Bagaimana seandainya Tuhan tidak meminta membayar nazar tapi lebih menuntut kepada kesetiaanmu akan perkataan yang sudah pernah kau ucapkan dengan sungguh-sungguh, mau kah kamu melakukannya? Atau bagaimana ini sebagai ujian mu, dimana Tuhan mau melihat kesetiaanmu. Meskipun dengan perkataan yang sepertinya bodoh.

Lama ku doakan dan bicarakan dengan Tuhan. Selain itu saya juga bertanya ke banyak orang tentang janji di hadapan Tuhan, apakah harus dipenuhi atau boleh diganti? Tapi sebagian jawaban mereka menganjurkan agar memenuhi janji saya tersebut.
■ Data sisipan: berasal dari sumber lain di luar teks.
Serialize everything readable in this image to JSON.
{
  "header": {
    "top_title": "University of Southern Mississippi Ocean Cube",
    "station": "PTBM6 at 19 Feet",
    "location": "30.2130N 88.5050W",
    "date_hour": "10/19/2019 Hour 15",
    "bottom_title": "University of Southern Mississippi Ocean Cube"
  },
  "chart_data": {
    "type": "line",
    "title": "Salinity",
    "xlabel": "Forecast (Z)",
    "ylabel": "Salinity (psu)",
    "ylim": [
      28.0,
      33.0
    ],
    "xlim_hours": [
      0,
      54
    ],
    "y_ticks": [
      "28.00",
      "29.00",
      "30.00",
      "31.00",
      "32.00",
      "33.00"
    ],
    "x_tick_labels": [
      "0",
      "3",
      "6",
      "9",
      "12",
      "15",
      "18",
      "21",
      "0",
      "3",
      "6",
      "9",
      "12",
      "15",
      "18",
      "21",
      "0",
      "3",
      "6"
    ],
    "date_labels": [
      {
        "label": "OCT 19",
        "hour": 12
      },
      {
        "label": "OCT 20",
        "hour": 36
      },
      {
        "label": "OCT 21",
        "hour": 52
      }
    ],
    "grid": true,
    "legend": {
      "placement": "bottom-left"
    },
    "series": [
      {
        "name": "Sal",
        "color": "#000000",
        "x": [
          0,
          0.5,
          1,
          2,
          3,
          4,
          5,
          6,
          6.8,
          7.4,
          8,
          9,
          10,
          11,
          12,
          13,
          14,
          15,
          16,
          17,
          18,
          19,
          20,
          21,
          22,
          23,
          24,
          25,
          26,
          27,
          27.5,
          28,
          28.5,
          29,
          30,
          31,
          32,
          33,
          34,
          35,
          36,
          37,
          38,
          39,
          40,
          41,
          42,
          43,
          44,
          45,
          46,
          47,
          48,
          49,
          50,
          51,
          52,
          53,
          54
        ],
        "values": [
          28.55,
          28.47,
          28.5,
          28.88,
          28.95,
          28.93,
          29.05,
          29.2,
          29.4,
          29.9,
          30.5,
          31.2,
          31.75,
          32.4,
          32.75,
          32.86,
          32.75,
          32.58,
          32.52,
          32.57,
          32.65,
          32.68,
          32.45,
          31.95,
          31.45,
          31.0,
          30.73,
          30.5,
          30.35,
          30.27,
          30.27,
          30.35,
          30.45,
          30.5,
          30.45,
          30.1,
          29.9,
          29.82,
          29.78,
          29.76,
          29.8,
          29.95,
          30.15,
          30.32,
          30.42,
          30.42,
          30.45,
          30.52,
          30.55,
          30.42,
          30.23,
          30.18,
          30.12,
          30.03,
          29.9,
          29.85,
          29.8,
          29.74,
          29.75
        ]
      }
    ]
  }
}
Dengan mengumpulkan keberanian, akhirnya saya beranikan diri untuk membotak rambut saya. Wig sudah tersedia, alat cukur juga ada, yang kurang hanya keberanian untuk melakukannya.


Bodoh memang, tapi alasan saya ingin melakukannya hanya untuk membuktikan bahwa saya setia dengan perkataan saya. Susah dijelaskan dengan kata-kata mengapa saya bisa berani mengambil keputusan itu. Bagi perempuan, rambut adalah hal yang berharga, sehingga membotak rambut bisa dianggap sebagai keanehan yang diambil oleh perempuan. Gak tau mengapa juga keberanian itu bisa muncul. Mungkin ada keberanian yang terbentuk dari hasil perbincangan saya dengan Tuhan dalam waktu beberapa bulan J


Akhirnya hati sudah bulat. Tanggal 4 Februari 2012 saya putuskan untuk eksekusi pembotakan. Pelaku pembotaknya sendiri teman saya, kebetulan dia selalu membawa mesin penyukur rambutnya kemana-mana.
Saya lega dan bisa berkata bahwa saya menepati janji saya.
Dan saya memakai wig untuk beberapa bulan hingga rambut saya tumbuh :p


tidak kelihatan seperti wig kan?







Bukan untuk ditiru oleh banyak orang. Setiap orang boleh membuat janjinya sendiri dihadapan Tuhan.